One Solution Does Not Fit All
Ideally, all healthcare organizations would do everything they could to protect themselves and their patients in an era of increasing threats. However, as discussed, there are some very real and practical barriers that get in the way. Even if an organization's decision-makers fully understand the cybersecurity risks, they may feel their organization simply does not have the resources to spare for robust security solutions. This is a legitimate concern and not something to be scoffed at.
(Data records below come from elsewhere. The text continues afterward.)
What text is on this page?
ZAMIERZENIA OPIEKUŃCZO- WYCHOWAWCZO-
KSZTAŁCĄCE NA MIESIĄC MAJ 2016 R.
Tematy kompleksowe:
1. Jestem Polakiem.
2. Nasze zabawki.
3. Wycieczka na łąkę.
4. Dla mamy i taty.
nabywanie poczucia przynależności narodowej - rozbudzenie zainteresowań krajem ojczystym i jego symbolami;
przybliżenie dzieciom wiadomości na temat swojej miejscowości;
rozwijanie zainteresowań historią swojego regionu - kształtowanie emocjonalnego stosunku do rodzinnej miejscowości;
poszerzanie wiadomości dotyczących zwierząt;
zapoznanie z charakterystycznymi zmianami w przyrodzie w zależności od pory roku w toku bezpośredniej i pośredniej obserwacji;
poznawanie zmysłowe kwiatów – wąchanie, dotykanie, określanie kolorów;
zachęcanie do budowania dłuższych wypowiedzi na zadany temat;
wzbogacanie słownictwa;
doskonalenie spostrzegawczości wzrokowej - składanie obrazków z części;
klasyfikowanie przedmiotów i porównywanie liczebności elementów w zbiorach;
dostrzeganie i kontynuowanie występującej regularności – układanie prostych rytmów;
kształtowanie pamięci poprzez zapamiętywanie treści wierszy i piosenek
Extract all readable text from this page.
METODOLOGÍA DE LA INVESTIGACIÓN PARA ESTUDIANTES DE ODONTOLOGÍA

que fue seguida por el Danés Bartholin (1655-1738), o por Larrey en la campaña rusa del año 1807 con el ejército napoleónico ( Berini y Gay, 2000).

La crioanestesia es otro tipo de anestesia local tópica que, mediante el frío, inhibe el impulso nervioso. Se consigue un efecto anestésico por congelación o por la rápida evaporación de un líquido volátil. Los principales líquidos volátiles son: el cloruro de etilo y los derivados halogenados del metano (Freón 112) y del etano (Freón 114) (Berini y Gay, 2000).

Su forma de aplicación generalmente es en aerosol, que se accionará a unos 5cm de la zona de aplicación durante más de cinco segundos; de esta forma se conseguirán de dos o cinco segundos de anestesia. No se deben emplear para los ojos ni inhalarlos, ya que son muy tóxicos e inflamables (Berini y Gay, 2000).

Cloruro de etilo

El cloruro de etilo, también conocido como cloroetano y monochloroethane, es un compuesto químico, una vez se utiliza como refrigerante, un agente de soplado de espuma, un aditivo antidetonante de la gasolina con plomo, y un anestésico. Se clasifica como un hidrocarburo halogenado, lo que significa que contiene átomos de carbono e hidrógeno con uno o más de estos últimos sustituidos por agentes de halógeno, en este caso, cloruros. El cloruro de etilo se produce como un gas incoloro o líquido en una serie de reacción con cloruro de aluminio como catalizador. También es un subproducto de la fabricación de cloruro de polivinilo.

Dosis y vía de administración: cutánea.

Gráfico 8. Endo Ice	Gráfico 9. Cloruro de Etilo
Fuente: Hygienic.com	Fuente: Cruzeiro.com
Recognizing this, it’s impossible to prescribe a one-size-fits-all solution in which every organization must devote a certain number of resources and attain a certain standard of security. At the same time, the Ardent Health ransomware incident has been a vivid reminder of how potentially disastrous data breaches can be. It therefore behooves all organizations to at the very least take the matter very seriously and to perform thorough risk-cost-benefit analyses that assess the level of risk their organization faces, what level of risk they’re comfortable accepting, how much resources they’re able or willing to allocate to the problem, and the actual solutions that they will implement based on their needs and situation.